Wednesday, December 14, 2016

Just be in this moment

This morning I woke up to discover that I don't have a voice again.  I was bummed and instantly bored.  I have really done nothing the past few days.  Saturday evening, everything was fine.  I attended a party for work.  I did drink a little more than I have been over the past few months.  I felt a little off and left the party early.  I went to another party and left there as well.  I went home and got in bed.  I was asleep for a few hours when it hit.  Nausea, then vomiting.  I thought the alcohol was the cause originally.  I slept for most of the day.

For those of you that do not know my normal routine for the past three months has been the same.  I am up at 530 or 6 in the morning every day.  Yes, even my off days.  I surf the web, check email and do a workout.  Hey don't judge it is a time I pick.  I am in the shower latest 630 and out the door by 710 on workdays.  If I am off, I am normally walking as soon as the first light hits so I can see the sunrise and the forest wake up.  This is a time when I talk to God.  In the evening on workdays I do the opposite.  I time my walks to watch the sun set.
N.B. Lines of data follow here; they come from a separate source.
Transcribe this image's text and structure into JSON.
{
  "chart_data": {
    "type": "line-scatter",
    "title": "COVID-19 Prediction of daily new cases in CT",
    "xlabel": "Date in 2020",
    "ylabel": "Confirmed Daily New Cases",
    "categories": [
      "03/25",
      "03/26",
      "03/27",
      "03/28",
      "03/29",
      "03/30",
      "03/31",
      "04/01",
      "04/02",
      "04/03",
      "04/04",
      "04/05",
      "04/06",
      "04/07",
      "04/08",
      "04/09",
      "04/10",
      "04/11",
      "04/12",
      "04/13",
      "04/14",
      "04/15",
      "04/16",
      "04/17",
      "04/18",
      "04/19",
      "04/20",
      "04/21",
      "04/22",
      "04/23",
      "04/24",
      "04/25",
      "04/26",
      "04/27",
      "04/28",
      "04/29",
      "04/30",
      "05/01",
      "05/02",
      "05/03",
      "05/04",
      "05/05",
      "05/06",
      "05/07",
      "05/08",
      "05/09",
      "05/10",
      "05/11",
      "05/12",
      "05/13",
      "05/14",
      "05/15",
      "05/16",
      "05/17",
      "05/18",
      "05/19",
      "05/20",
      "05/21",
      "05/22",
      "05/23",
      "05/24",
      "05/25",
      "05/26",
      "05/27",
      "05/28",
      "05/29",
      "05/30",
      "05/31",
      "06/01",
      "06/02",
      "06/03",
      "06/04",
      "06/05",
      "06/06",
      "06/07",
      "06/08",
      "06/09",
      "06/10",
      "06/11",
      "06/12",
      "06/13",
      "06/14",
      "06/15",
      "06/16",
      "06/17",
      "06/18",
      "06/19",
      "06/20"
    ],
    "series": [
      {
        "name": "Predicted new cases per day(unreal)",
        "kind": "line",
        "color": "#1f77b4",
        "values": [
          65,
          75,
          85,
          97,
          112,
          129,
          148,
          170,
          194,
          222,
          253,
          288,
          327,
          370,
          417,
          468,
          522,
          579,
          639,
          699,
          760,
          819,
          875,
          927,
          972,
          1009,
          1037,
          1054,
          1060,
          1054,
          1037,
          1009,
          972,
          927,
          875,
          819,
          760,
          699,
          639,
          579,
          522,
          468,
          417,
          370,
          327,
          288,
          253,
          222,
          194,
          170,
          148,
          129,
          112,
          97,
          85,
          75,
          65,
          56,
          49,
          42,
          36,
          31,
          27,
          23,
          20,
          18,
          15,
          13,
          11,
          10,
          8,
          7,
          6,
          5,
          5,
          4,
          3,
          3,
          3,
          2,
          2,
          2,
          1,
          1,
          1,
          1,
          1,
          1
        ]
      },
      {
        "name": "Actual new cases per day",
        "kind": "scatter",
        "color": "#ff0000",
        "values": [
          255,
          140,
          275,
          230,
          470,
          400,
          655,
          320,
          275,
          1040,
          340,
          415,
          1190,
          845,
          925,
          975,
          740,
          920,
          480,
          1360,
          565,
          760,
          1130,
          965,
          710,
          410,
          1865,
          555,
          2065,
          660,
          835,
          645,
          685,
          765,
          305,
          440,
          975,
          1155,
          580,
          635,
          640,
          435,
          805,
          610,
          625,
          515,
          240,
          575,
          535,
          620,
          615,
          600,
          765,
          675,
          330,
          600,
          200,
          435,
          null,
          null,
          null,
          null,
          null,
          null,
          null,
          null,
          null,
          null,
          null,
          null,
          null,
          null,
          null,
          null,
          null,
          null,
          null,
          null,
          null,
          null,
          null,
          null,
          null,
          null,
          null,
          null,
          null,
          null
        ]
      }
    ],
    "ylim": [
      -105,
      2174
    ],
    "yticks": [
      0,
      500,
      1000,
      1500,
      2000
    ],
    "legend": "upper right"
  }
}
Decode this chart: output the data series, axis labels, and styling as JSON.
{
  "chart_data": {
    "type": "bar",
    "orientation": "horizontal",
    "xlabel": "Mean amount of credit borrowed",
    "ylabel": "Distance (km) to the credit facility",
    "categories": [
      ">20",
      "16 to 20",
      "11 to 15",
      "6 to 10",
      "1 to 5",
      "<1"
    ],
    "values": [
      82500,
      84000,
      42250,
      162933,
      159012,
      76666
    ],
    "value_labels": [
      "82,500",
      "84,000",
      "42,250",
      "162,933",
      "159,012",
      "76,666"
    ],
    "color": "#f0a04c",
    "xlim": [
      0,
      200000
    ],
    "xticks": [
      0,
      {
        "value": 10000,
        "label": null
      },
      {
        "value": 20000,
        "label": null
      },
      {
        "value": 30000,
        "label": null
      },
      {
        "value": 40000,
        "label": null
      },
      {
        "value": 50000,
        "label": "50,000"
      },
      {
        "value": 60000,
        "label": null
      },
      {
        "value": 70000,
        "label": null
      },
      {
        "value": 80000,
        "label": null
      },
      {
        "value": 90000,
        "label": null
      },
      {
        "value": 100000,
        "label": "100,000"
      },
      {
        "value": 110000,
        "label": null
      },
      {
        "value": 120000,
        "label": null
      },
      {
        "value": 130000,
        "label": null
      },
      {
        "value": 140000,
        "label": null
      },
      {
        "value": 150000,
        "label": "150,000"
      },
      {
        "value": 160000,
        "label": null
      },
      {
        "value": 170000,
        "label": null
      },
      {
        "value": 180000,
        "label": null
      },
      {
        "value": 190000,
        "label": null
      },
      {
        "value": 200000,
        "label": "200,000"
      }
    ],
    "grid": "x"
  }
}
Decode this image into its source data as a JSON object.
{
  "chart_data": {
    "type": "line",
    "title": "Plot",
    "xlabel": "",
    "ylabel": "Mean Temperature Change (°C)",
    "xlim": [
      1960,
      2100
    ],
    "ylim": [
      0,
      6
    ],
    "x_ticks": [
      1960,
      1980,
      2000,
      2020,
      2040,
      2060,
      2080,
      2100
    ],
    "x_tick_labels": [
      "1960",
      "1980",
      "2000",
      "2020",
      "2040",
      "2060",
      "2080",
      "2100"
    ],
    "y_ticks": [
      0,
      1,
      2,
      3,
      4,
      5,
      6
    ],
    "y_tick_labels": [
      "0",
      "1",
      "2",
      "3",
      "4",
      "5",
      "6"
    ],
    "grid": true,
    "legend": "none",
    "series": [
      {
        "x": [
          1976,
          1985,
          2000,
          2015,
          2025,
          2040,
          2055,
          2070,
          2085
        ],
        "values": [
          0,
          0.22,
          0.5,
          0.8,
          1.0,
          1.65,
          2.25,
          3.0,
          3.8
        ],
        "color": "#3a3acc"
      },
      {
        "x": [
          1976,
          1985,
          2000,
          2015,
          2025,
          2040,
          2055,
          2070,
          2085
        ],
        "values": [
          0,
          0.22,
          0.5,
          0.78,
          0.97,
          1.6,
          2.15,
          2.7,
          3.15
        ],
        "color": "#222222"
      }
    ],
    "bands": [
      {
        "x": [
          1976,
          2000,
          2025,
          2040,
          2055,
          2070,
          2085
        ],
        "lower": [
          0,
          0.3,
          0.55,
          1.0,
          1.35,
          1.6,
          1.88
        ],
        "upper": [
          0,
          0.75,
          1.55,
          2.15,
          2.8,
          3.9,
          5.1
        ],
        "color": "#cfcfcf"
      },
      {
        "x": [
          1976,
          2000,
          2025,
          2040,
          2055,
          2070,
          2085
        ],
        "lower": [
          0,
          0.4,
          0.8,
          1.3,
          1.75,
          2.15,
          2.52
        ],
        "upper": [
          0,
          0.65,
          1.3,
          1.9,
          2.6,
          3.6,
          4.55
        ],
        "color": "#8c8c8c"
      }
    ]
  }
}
Anyway, I did not get out of bed until noon Sunday.  I had a horrible headache, my body ached and I was still nauseated.  I thought my throat hurt from the vomiting so I stayed in bed and did very little.  I realized later in the day that my voice was going.  Great that is all I needed.  I got back in the bed took some oils and medication.  I vegged on TV for the rest of the day. 

Monday morning I got up late.  I did not really hear the alarm. (Very unusual for me)  I hurried getting ready for work.  I was sore but in such a rush to make it on time I really did not think.  I hate being late.  I drove as fast as I could and got to work no one was there.  I began to realize at this time that I really felt weak, hot, nauseous, and like I was going to pass out.  I sat there trying to do very little.  I had a test to give, grade and go over.  I thought how bad can that be.  My voice faded again after I began talking with the class. After we went over everything I left.  I came home and got back in bed.  I have been there since.  I finally got up to take a shower this morning.  I tried to go in today no luck.  I have very little voice.

I explain all this to say, I was bored until a hour ago.  I have no reason to be bored.  I have hundreds of books and magazines to read.  I have five blankets to finish. I have to send out cards.  The list goes on and on.  What I have not done enough of is take care of me.  I haven't had a vacation in a year and a half.  All of my trips have been working trips. I really haven't done much for me.  That one day off that I have is normally spent working out, yard work, cooking, laundry, grocery shopping and getting ready for the lesson for Monday's class.  In other words I am always busy.

In this moment, I was given a sign to just be. Relax and listen to Christmas music, watch endless movies, not think about work and reflect. Last night listening to a Lakewood broadcast I was reminded that we all have been given  a purpose.  We cannot fulfill this purpose with a mind or body that is weak.  We have to keep ourselves strong to do what God has for us.  Only then can we be strong in our journey. I want to be strong enough to do as our creator wishes. 

Today I am focusing on just being. Enjoying these days in bed and getting my strength back.  As well as my voice.  It is a moment in time.  Just a small moment. I am grateful for this time.